Sloan listened for a moment, thanked the pathologist, promised to let him know something later and then rang off.
“The late Cyril Jenkins’s blood was Group AB,” he announced.
“And the girl’s?” asked Leeyes.
“We don’t know yet. We’re going to ask her if we can have some to see.”
“Tricky,” pronounced Leeyes. “Be very careful.”
“Why, sir?”
“Because if this case ever gets to court”—he stressed the word “if” heavily, and implied if it didn’t it would be Sloan’s fault—“If it does then you will probably find some clever young man arguing that you
’ve committed a technical assault, that’s why.”
“But if the putative father …”
“Get as many witnesses to her free consent as you can,” advised Leeyes sourly. “That’s all.”
“Yes, sir,” promised Sloan, “and then we’re going to Camford to see the bursar of her college.”

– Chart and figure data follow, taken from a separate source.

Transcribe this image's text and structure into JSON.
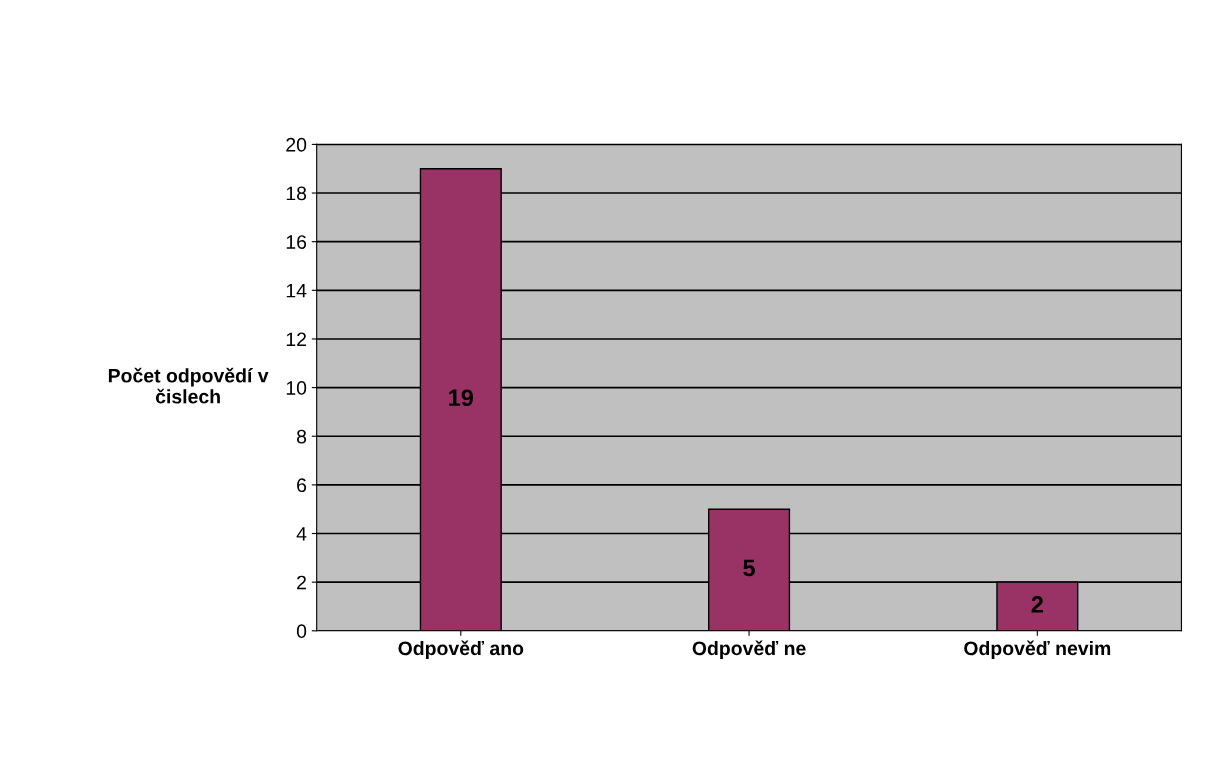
{
  "chart_data": {
    "type": "bar",
    "ylabel": "Počet odpovědí v\nčislech",
    "categories": [
      "Odpověď ano",
      "Odpověď ne",
      "Odpověď nevim"
    ],
    "values": [
      19,
      5,
      2
    ],
    "color": "#993366",
    "ylim": [
      0,
      20
    ],
    "yticks": [
      0,
      2,
      4,
      6,
      8,
      10,
      12,
      14,
      16,
      18,
      20
    ],
    "grid": "y",
    "data_labels": true
  }
}
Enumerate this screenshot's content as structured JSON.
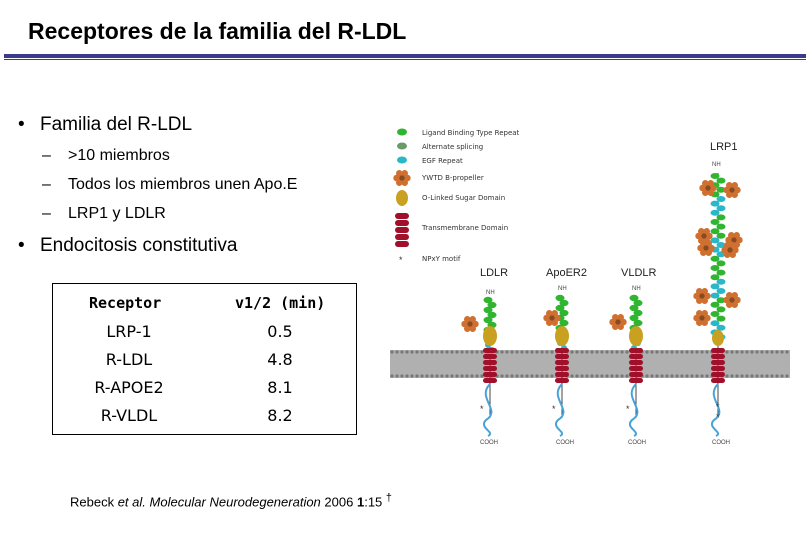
{
  "slide": {
    "title": "Receptores de la familia del R-LDL"
  },
  "bullets": [
    {
      "text": "Familia del R-LDL",
      "subitems": [
        ">10 miembros",
        "Todos los miembros unen Apo.E",
        "LRP1 y LDLR"
      ]
    },
    {
      "text": "Endocitosis constitutiva",
      "subitems": []
    }
  ],
  "table": {
    "headers": [
      "Receptor",
      "v1/2 (min)"
    ],
    "rows": [
      [
        "LRP-1",
        "0.5"
      ],
      [
        "R-LDL",
        "4.8"
      ],
      [
        "R-APOE2",
        "8.1"
      ],
      [
        "R-VLDL",
        "8.2"
      ]
    ]
  },
  "citation": {
    "authors": "Rebeck",
    "etal": "et al.",
    "journal": "Molecular Neurodegeneration",
    "year": "2006",
    "volume": "1",
    "page": ":15",
    "mark": "†"
  },
  "figure": {
    "legend": [
      {
        "label": "Ligand Binding Type Repeat",
        "color": "#2fb52f"
      },
      {
        "label": "Alternate splicing",
        "color": "#6a9a6a"
      },
      {
        "label": "EGF Repeat",
        "color": "#2ab8c9"
      },
      {
        "label": "YWTD B-propeller",
        "color": "#d07030"
      },
      {
        "label": "O-Linked Sugar Domain",
        "color": "#c9a020"
      },
      {
        "label": "Transmembrane Domain",
        "color": "#a0102a"
      },
      {
        "label": "NPxY motif",
        "color": "#333333"
      }
    ],
    "receptors": [
      "LDLR",
      "ApoER2",
      "VLDLR",
      "LRP1"
    ],
    "n_terminus": "NH",
    "c_terminus": "COOH",
    "colors": {
      "membrane": "#b0b0b0",
      "tail": "#4aa3d8",
      "ligand": "#2fb52f",
      "egf": "#2ab8c9",
      "propeller": "#d07030",
      "sugar": "#c9a020",
      "tm": "#a0102a"
    }
  }
}
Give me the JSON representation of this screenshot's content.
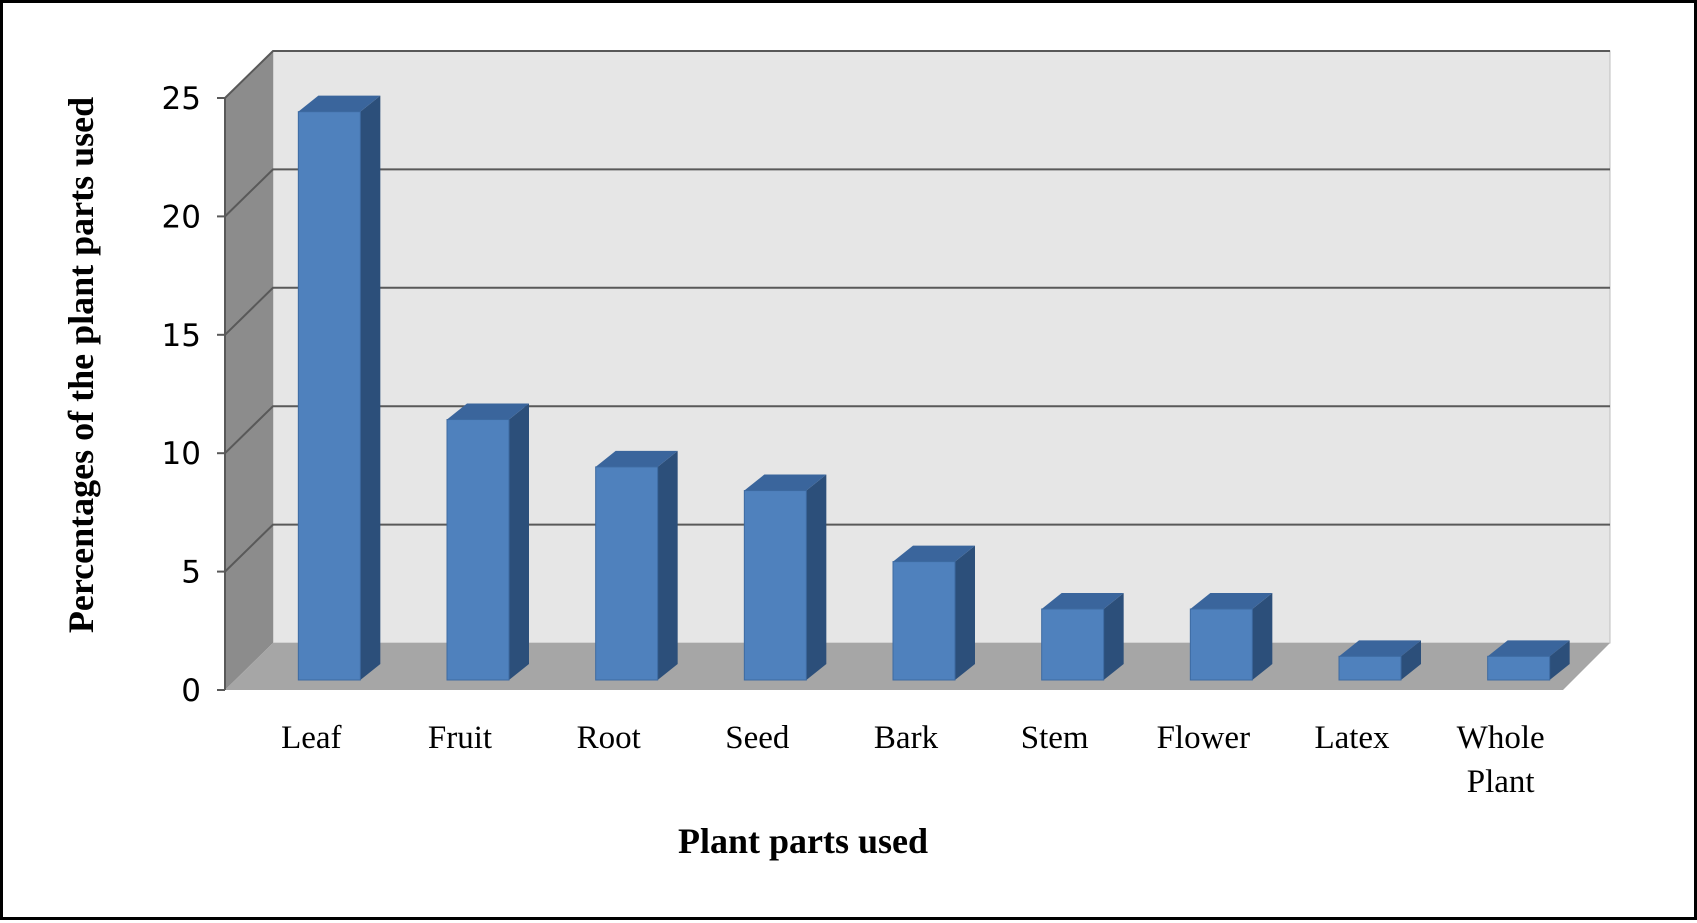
{
  "chart_data": {
    "type": "bar",
    "style": "3d-column",
    "categories": [
      "Leaf",
      "Fruit",
      "Root",
      "Seed",
      "Bark",
      "Stem",
      "Flower",
      "Latex",
      "Whole Plant"
    ],
    "category_lines": [
      [
        "Leaf"
      ],
      [
        "Fruit"
      ],
      [
        "Root"
      ],
      [
        "Seed"
      ],
      [
        "Bark"
      ],
      [
        "Stem"
      ],
      [
        "Flower"
      ],
      [
        "Latex"
      ],
      [
        "Whole",
        "Plant"
      ]
    ],
    "values": [
      24,
      11,
      9,
      8,
      5,
      3,
      3,
      1,
      1
    ],
    "title": "",
    "xlabel": "Plant parts used",
    "ylabel": "Percentages of the plant parts used",
    "ylim": [
      0,
      25
    ],
    "yticks": [
      "0",
      "5",
      "10",
      "15",
      "20",
      "25"
    ],
    "grid": true,
    "legend": "none",
    "colors": {
      "bar_front": "#4f81bd",
      "bar_side": "#2c4f7a",
      "bar_top": "#3a659c",
      "back_wall": "#e6e6e6",
      "side_wall": "#8c8c8c",
      "floor": "#a6a6a6",
      "gridline": "#595959"
    }
  }
}
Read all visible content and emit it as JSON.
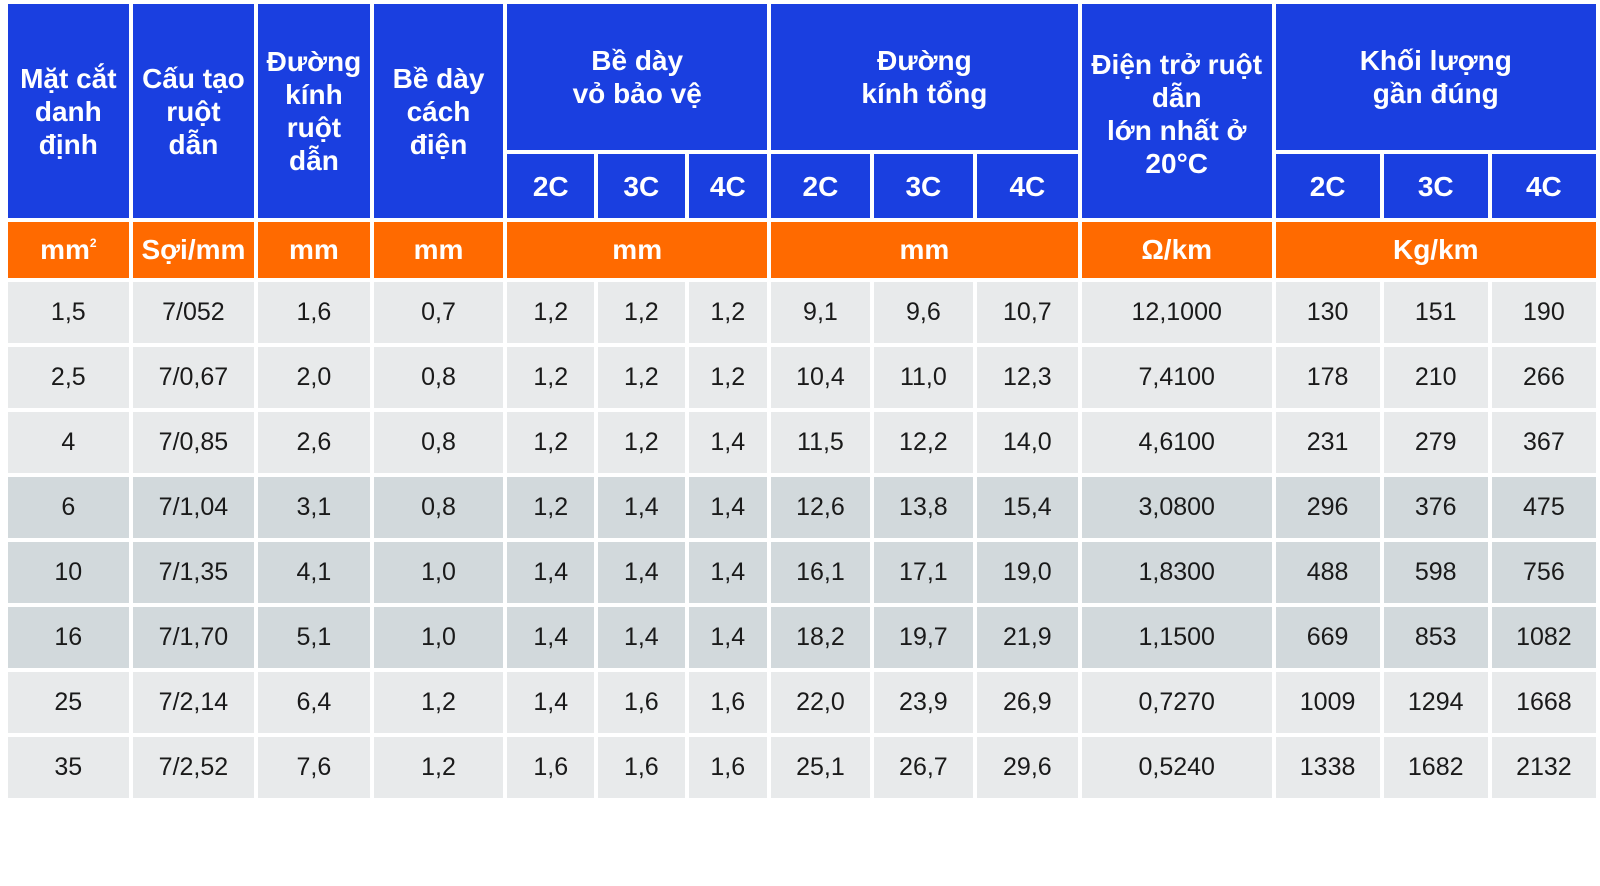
{
  "headers": {
    "cross_section": "Mặt cắt\ndanh\nđịnh",
    "conductor_structure": "Cấu tạo\nruột\ndẫn",
    "conductor_diameter": "Đường\nkính\nruột\ndẫn",
    "insulation_thickness": "Bề dày\ncách\nđiện",
    "sheath_thickness": "Bề dày\nvỏ bảo vệ",
    "overall_diameter": "Đường\nkính tổng",
    "max_resistance": "Điện trở ruột\ndẫn\nlớn nhất ở\n20°C",
    "approx_weight": "Khối lượng\ngần đúng",
    "sub": [
      "2C",
      "3C",
      "4C"
    ]
  },
  "units": {
    "cross_section": "mm",
    "cross_section_sup": "2",
    "conductor_structure": "Sợi/mm",
    "conductor_diameter": "mm",
    "insulation_thickness": "mm",
    "sheath_thickness": "mm",
    "overall_diameter": "mm",
    "max_resistance": "Ω/km",
    "approx_weight": "Kg/km"
  },
  "rows": [
    [
      "1,5",
      "7/052",
      "1,6",
      "0,7",
      "1,2",
      "1,2",
      "1,2",
      "9,1",
      "9,6",
      "10,7",
      "12,1000",
      "130",
      "151",
      "190"
    ],
    [
      "2,5",
      "7/0,67",
      "2,0",
      "0,8",
      "1,2",
      "1,2",
      "1,2",
      "10,4",
      "11,0",
      "12,3",
      "7,4100",
      "178",
      "210",
      "266"
    ],
    [
      "4",
      "7/0,85",
      "2,6",
      "0,8",
      "1,2",
      "1,2",
      "1,4",
      "11,5",
      "12,2",
      "14,0",
      "4,6100",
      "231",
      "279",
      "367"
    ],
    [
      "6",
      "7/1,04",
      "3,1",
      "0,8",
      "1,2",
      "1,4",
      "1,4",
      "12,6",
      "13,8",
      "15,4",
      "3,0800",
      "296",
      "376",
      "475"
    ],
    [
      "10",
      "7/1,35",
      "4,1",
      "1,0",
      "1,4",
      "1,4",
      "1,4",
      "16,1",
      "17,1",
      "19,0",
      "1,8300",
      "488",
      "598",
      "756"
    ],
    [
      "16",
      "7/1,70",
      "5,1",
      "1,0",
      "1,4",
      "1,4",
      "1,4",
      "18,2",
      "19,7",
      "21,9",
      "1,1500",
      "669",
      "853",
      "1082"
    ],
    [
      "25",
      "7/2,14",
      "6,4",
      "1,2",
      "1,4",
      "1,6",
      "1,6",
      "22,0",
      "23,9",
      "26,9",
      "0,7270",
      "1009",
      "1294",
      "1668"
    ],
    [
      "35",
      "7/2,52",
      "7,6",
      "1,2",
      "1,6",
      "1,6",
      "1,6",
      "25,1",
      "26,7",
      "29,6",
      "0,5240",
      "1338",
      "1682",
      "2132"
    ]
  ],
  "colors": {
    "header_blue": "#1a3fe0",
    "unit_orange": "#ff6a00",
    "row_light": "#e8eaeb",
    "row_dark": "#d2d9dc"
  }
}
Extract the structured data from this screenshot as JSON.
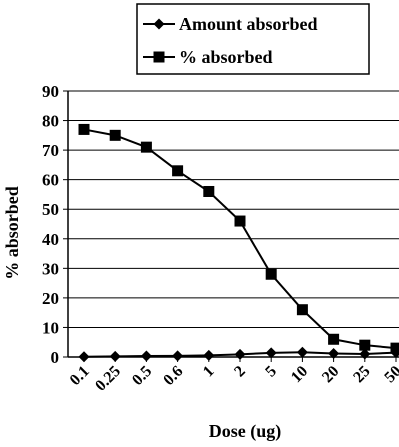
{
  "chart_data": {
    "type": "line",
    "title": "",
    "xlabel": "Dose (ug)",
    "ylabel": "% absorbed",
    "categories": [
      "0.1",
      "0.25",
      "0.5",
      "0.6",
      "1",
      "2",
      "5",
      "10",
      "20",
      "25",
      "50"
    ],
    "ylim": [
      0,
      90
    ],
    "yticks": [
      0,
      10,
      20,
      30,
      40,
      50,
      60,
      70,
      80,
      90
    ],
    "grid": true,
    "legend_position": "top",
    "series": [
      {
        "name": "Amount absorbed",
        "marker": "diamond",
        "color": "#000000",
        "values": [
          0.1,
          0.2,
          0.35,
          0.4,
          0.55,
          0.9,
          1.4,
          1.6,
          1.2,
          1.0,
          1.5
        ]
      },
      {
        "name": "% absorbed",
        "marker": "square",
        "color": "#000000",
        "values": [
          77,
          75,
          71,
          63,
          56,
          46,
          28,
          16,
          6,
          4,
          3
        ]
      }
    ]
  }
}
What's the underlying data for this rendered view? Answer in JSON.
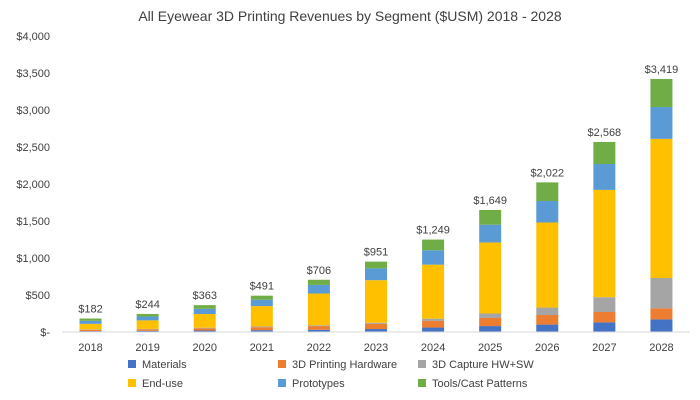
{
  "chart_data": {
    "type": "bar",
    "stacked": true,
    "title": "All Eyewear 3D Printing Revenues by Segment ($USM) 2018 - 2028",
    "xlabel": "",
    "ylabel": "",
    "ylim": [
      0,
      4000
    ],
    "yticks": [
      0,
      500,
      1000,
      1500,
      2000,
      2500,
      3000,
      3500,
      4000
    ],
    "ytick_labels": [
      "$-",
      "$500",
      "$1,000",
      "$1,500",
      "$2,000",
      "$2,500",
      "$3,000",
      "$3,500",
      "$4,000"
    ],
    "grid": false,
    "legend_position": "bottom",
    "categories": [
      "2018",
      "2019",
      "2020",
      "2021",
      "2022",
      "2023",
      "2024",
      "2025",
      "2026",
      "2027",
      "2028"
    ],
    "series": [
      {
        "name": "Materials",
        "color": "#4472C4",
        "values": [
          12,
          15,
          20,
          25,
          30,
          40,
          60,
          80,
          100,
          130,
          170
        ]
      },
      {
        "name": "3D Printing Hardware",
        "color": "#ED7D31",
        "values": [
          18,
          22,
          30,
          40,
          50,
          70,
          90,
          110,
          130,
          140,
          150
        ]
      },
      {
        "name": "3D Capture HW+SW",
        "color": "#A5A5A5",
        "values": [
          5,
          5,
          8,
          10,
          10,
          15,
          30,
          60,
          100,
          200,
          410
        ]
      },
      {
        "name": "End-use",
        "color": "#FFC000",
        "values": [
          75,
          115,
          185,
          275,
          430,
          575,
          730,
          960,
          1150,
          1450,
          1880
        ]
      },
      {
        "name": "Prototypes",
        "color": "#5B9BD5",
        "values": [
          42,
          52,
          70,
          86,
          116,
          160,
          195,
          240,
          290,
          350,
          430
        ]
      },
      {
        "name": "Tools/Cast Patterns",
        "color": "#70AD47",
        "values": [
          30,
          35,
          50,
          55,
          70,
          91,
          144,
          199,
          252,
          298,
          379
        ]
      }
    ],
    "totals": [
      182,
      244,
      363,
      491,
      706,
      951,
      1249,
      1649,
      2022,
      2568,
      3419
    ],
    "total_labels": [
      "$182",
      "$244",
      "$363",
      "$491",
      "$706",
      "$951",
      "$1,249",
      "$1,649",
      "$2,022",
      "$2,568",
      "$3,419"
    ]
  }
}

He and Crosby got up to go but Sloan turned short of the door.
“That AB Blood Group, sir …”
“What about it?”
“It’s the same as Grace Jenkins’s.”
“Well?”
“If the girl hadn’t said the woman’s maiden name was Wright, I could make out quite a good case for Grace Jenkins and Cyril Jenkins being brother and sister.”
SIXTEEN
“Dead?” said Henrietta dully.
“I’m afraid so.” Sloan wished her reaction could have been more like the superintendent’s. It couldn’t be doing her any good sitting here in Boundary Cottage, hanging on to her self-control with an effort that was painful to watch.
“Inspector,” she whispered, “I killed him didn’t I?”
“I don’t think so, miss,” responded Sloan, surprised.
“I don’t mean actually.” She twisted her hands together in her lap. “But as good as.”
“I don’t see quite how, miss, if you’ll forgive my saying so.” It occurred to Sloan for the first time that this was what people meant by wringing their hands.
“By seeing him.” She swallowed. “Don’t you understand? If I hadn’t seen him yesterday and recognized him, then he wouldn’t be dead today.”
This, thought Sloan, might well be true.
“Perhaps, miss,” he said quietly, “but that doesn’t make it your fault.”
“I haven’t got the Evil Eye, or anything like that, I know, but”—she sounded utterly shaken—“but if he was my father and I’ve been the means of killing him, I don’t think I could bear that.”
Sloan coughed. She had given him the opening he wanted. “That’s one of the reasons why we’ve come, miss. About the question of this Cyril Jenkins being your father.”
“Do you know then?” directly.
“No, miss. We don’t think he was but we can’t prove it either way yet.”
“Yet?” she asked quickly.
“Dr. Dabbe—he’s the hospital pathologist, miss—he says a blood test can prove something but not everything.”